Methods: Equidistance of the following two measures would prove the validity of our hypothesis: (A) distance between the ilioischial line and the metal cup, measured at the level of the hip center on pelvic radiographs, multiplied by 0.9 to correct for the magnification of the radiograph and (B) distance between the metal cup and line α, which is tangent to the medial acetabular wall with maximum overlap, in the axial CT image at the level of the hip joint center. These two distances were measured for 51 hip joints.

Results: The average distance A was 4.5±2 mm, and the average distance B was 4.7±2.1 mm. The difference between distances A and B was 0.2±0.2 (range, 0–2.6) mm. In >90% of the cases, the cortical bone area of the inner acetabular wall, indicating the location of the ilioischial line, was located posteriorly.

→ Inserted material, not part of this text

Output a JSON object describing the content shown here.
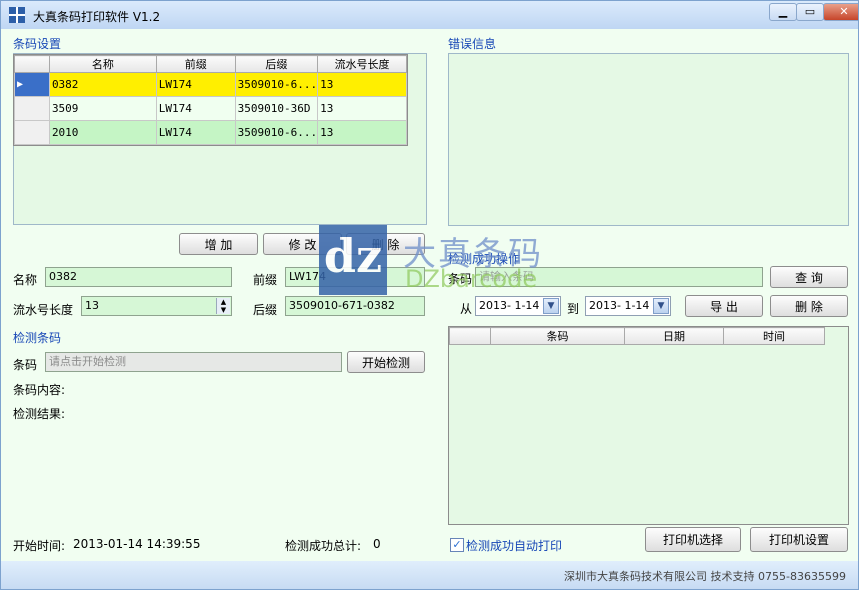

Conclusions: The ilioischial line is located in the bony region where line α intersects with the acetabular medial wall with maximum overlap on axial CT images.

ilioischial line

pelvic radiograph

axial computed tomography

total hip arthroplasty

cup offset

The ilioischial line is very conspicuous on pelvic radiographs and is often used as a landmark. It has been used as a reference line for characteristic hip morphology in coxa profunda [1–3] and proturusio acetabli [4–6]. Preoperative planning of total hip arthroplasty (THA) with pelvic radiographs is a standard procedure, and the ilioischial line has been suggested as a reference for cup placement [7], probably because it is recognized as representing a part of the acetabular medial wall [8, 9]. However, no report has shown in detail where the bony region indicated by the ilioischial line is located on axial computed tomography (CT) images.

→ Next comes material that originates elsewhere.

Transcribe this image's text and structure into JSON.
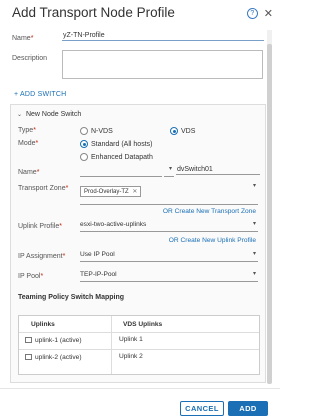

Previous studies created a two-dimensional (2D) template on radiographs before THA and used preoperative pelvic CT images to confirm cup size and combined anteversion [10, 11]. The cup size is determined by the anteroposterior (AP) width of the acetabulum, measured at the level of the femoral head center within the anatomical hip center on CT images (Fig. 1). When a cup with an appropriate size is placed on the anterior and posterior walls on the axial CT in preoperative simulation, the distance between the cup and ilioischial line can be measured if the bony area showing the ilioischial line in the CT is known (Fig. 1), and the distance from the ilioischial line to the cup can be reflected as the offset position of the cup in the 2D template, as shown in Figure 2.

In this study, we searched the bony region of the ilioischial line on axial CT imaging using postoperative pelvic radiographs and CT images. The distance from the metal cup to the ilioischial line was measured in a supine pelvic radiograph, and the actual distance from the ilioischial line to the metal cup was calculated by considering the magnification rate in the radiograph. If this actual distance and the distance between the metal cup and acetabular medial wall showing the hypothetical ilioischial line on axial CT is equal, we consider that its acetabular medial wall would be the bone region that shows the ilioischial line on CT.

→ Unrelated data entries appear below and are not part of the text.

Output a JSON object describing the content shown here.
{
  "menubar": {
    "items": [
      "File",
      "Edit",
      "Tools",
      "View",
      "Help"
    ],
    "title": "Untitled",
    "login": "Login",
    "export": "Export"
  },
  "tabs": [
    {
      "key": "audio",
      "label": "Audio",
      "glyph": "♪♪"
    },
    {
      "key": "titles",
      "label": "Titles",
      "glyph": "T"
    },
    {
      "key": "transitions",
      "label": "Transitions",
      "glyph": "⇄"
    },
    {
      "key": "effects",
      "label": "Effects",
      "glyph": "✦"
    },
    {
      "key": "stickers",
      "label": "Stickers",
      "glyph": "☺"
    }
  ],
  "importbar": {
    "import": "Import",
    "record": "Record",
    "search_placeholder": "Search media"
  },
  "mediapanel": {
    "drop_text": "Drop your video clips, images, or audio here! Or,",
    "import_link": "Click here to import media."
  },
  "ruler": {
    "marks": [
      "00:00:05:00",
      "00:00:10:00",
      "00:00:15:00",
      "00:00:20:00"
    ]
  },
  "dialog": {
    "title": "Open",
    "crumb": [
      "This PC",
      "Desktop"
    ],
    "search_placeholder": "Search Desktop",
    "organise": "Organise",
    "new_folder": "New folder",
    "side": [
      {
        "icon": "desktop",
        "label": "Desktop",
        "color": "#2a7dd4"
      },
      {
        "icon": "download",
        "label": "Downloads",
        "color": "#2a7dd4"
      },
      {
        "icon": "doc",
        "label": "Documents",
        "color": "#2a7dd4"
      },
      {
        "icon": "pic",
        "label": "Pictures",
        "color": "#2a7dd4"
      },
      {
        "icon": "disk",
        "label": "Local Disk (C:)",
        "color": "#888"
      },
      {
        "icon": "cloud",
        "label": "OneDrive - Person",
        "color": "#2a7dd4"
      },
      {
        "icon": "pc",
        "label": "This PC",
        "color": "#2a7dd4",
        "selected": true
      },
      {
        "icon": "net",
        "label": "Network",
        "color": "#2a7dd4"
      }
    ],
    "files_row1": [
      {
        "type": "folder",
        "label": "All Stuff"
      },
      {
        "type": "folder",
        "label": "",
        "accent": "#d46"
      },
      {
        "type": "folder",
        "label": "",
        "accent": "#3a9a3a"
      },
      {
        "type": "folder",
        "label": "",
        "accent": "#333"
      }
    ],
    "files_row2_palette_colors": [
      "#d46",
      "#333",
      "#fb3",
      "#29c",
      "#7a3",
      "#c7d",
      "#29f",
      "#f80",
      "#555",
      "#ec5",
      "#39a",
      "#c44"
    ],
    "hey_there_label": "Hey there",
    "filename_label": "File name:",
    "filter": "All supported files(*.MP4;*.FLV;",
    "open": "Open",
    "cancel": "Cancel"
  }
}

This study aimed to validate the hypothesis that the ilioischial line is located in the bony region where the X-ray beamline to the ilioischial line (line α) is tangent to the medial acetabular cortical bone with a maximum overlap in axial CT images.

Study design

This retrospective evaluation of the location of the ilioischial line on plain radiographs and axial CT images was approved by our Institutional Review Board of Nagoya Orthopedic Joint Replacement Clinic (Approval No. 201905002) and written informed consent was obtained from all patients for THA and publication of results.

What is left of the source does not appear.